Write the integral in one variable to find the volume of the solid obtained by rotating the first-quadrant region bounded by y = 0.5x2 and y = x about the line x = 7. (10 points)
The curves intersect at (0,0) and (2,2)
using shells of thickness dx,
v = ∫[0,2] 2πrh dx
where r = 7-x and h=x - 0.5x^2
v = ∫[0,2] 2π(7-x)(x - 0.5x^2) dx = 8π
using discs (washers) of thickness dy,
v = ∫[0,2] π(R^2-r^2) dy
where R = 7-y and r = 7-√(2y)
v = ∫[0,2] π((7-y)^2-(7-√(2y))^2) dy = 8π
slrtttt
To find the volume of the solid obtained by rotating the region bounded by y=0.5x^2 and y=x about the line x=7, we can use the method of cylindrical shells.
First, let's plot the region in the first quadrant bounded by y=0.5x^2 and y=x:
We see that the region is bounded by y=0.5x^2 (blue curve) and y=x (green line) in the first quadrant. The line x=7 is the axis of rotation, shown as a vertical red line.
To find the volume, we will create infinitesimally thin cylindrical shells with radius x-7 and height dx. As they rotate around the line x=7, they generate the solid.
The volume of an infinitesimally thin cylindrical shell is given by the formula V = 2πrhdx, where r is the radius, h is the height, and dx is the thickness.
In this case, the radius r is x-7, and the height h is the difference between the two curves: h = (0.5x^2) - x = 0.5x^2 - x.
Thus, the volume of each shell is dV = 2π(x-7)(0.5x^2-x)dx.
Now, we integrate this expression to find the total volume. Since the region is bounded by x=0 and x=7, the integral becomes:
V = ∫[0,7] 2π(x-7)(0.5x^2-x)dx
To evaluate this integral, expand the expression and simplify:
V = 2π ∫[0,7] [(0.5x^3 - x^2) - (7x - 7x^2)] dx
V = 2π ∫[0,7] (0.5x^3 - x^2 - 7x + 7x^2) dx
V = 2π ∫[0,7] (0.5x^3 + 6x^2 - 7x) dx
Now, integrate each term separately:
V = 2π [0.5 * (1/4)x^4 + 6 * (1/3)x^3 - (7/2)x^2] | [0,7]
V = 2π [0.125x^4 + 2x^3 - 3.5x^2] | [0,7]
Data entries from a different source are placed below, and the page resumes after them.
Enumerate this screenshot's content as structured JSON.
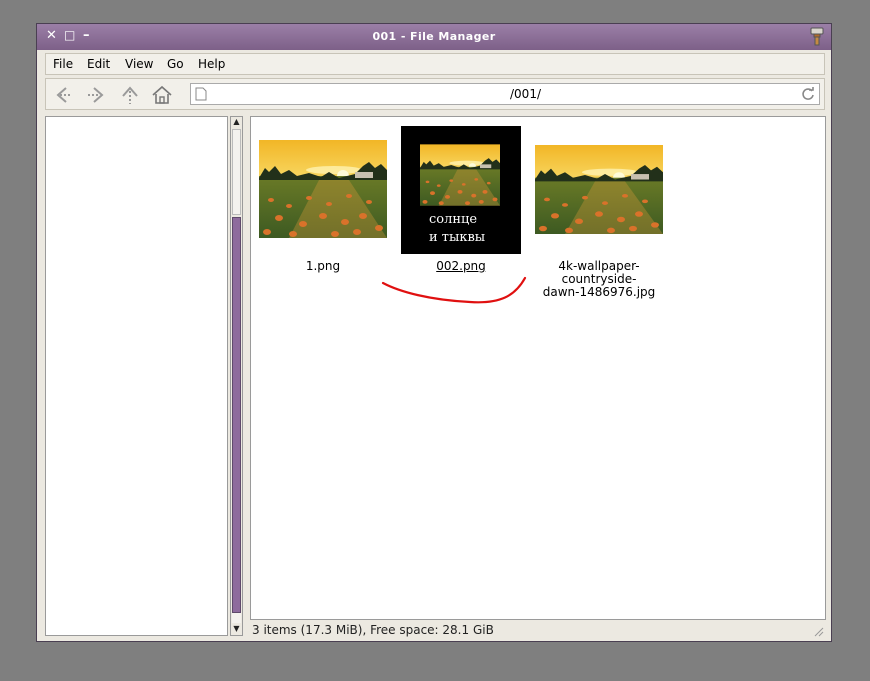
{
  "window": {
    "title": "001 - File Manager",
    "close_glyph": "✕",
    "maximize_glyph": "□",
    "minimize_glyph": "–"
  },
  "menu": {
    "items": [
      {
        "label": "File"
      },
      {
        "label": "Edit"
      },
      {
        "label": "View"
      },
      {
        "label": "Go"
      },
      {
        "label": "Help"
      }
    ]
  },
  "toolbar": {
    "location": "/001/"
  },
  "files": [
    {
      "name": "1.png",
      "icon": "image-thumbnail"
    },
    {
      "name": "002.png",
      "icon": "image-thumbnail",
      "selected": true,
      "caption_line1": "солнце",
      "caption_line2": "и тыквы"
    },
    {
      "name_line1": "4k-wallpaper-",
      "name_line2": "countryside-",
      "name_line3": "dawn-1486976.jpg",
      "icon": "image-thumbnail"
    }
  ],
  "status": {
    "text": "3 items (17.3 MiB), Free space: 28.1 GiB"
  },
  "colors": {
    "titlebar": "#8a6d96",
    "scroll_thumb": "#8e6b9d",
    "annotation": "#e01010"
  }
}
Evaluate the expression at the upper and lower bounds:
V = 2π [(0.125 * (7)^4) + 2 * (7)^3 - 3.5 * (7)^2] - [(0.125 * (0)^4) + 2 * (0)^3 - 3.5 * (0)^2]
V = 2π [0.125 * 2401 + 2 * 343 - 3.5 * 49]
V = 2π [300.125 + 686 - 171.5]
V = 2π [814.625 - 171.5]
V = 2π * 643.125
V ≈ 4035.91 cubic units
Therefore, the volume of the solid obtained by rotating the region bounded by y=0.5x^2 and y=x about the line x=7 is approximately 4035.91 cubic units.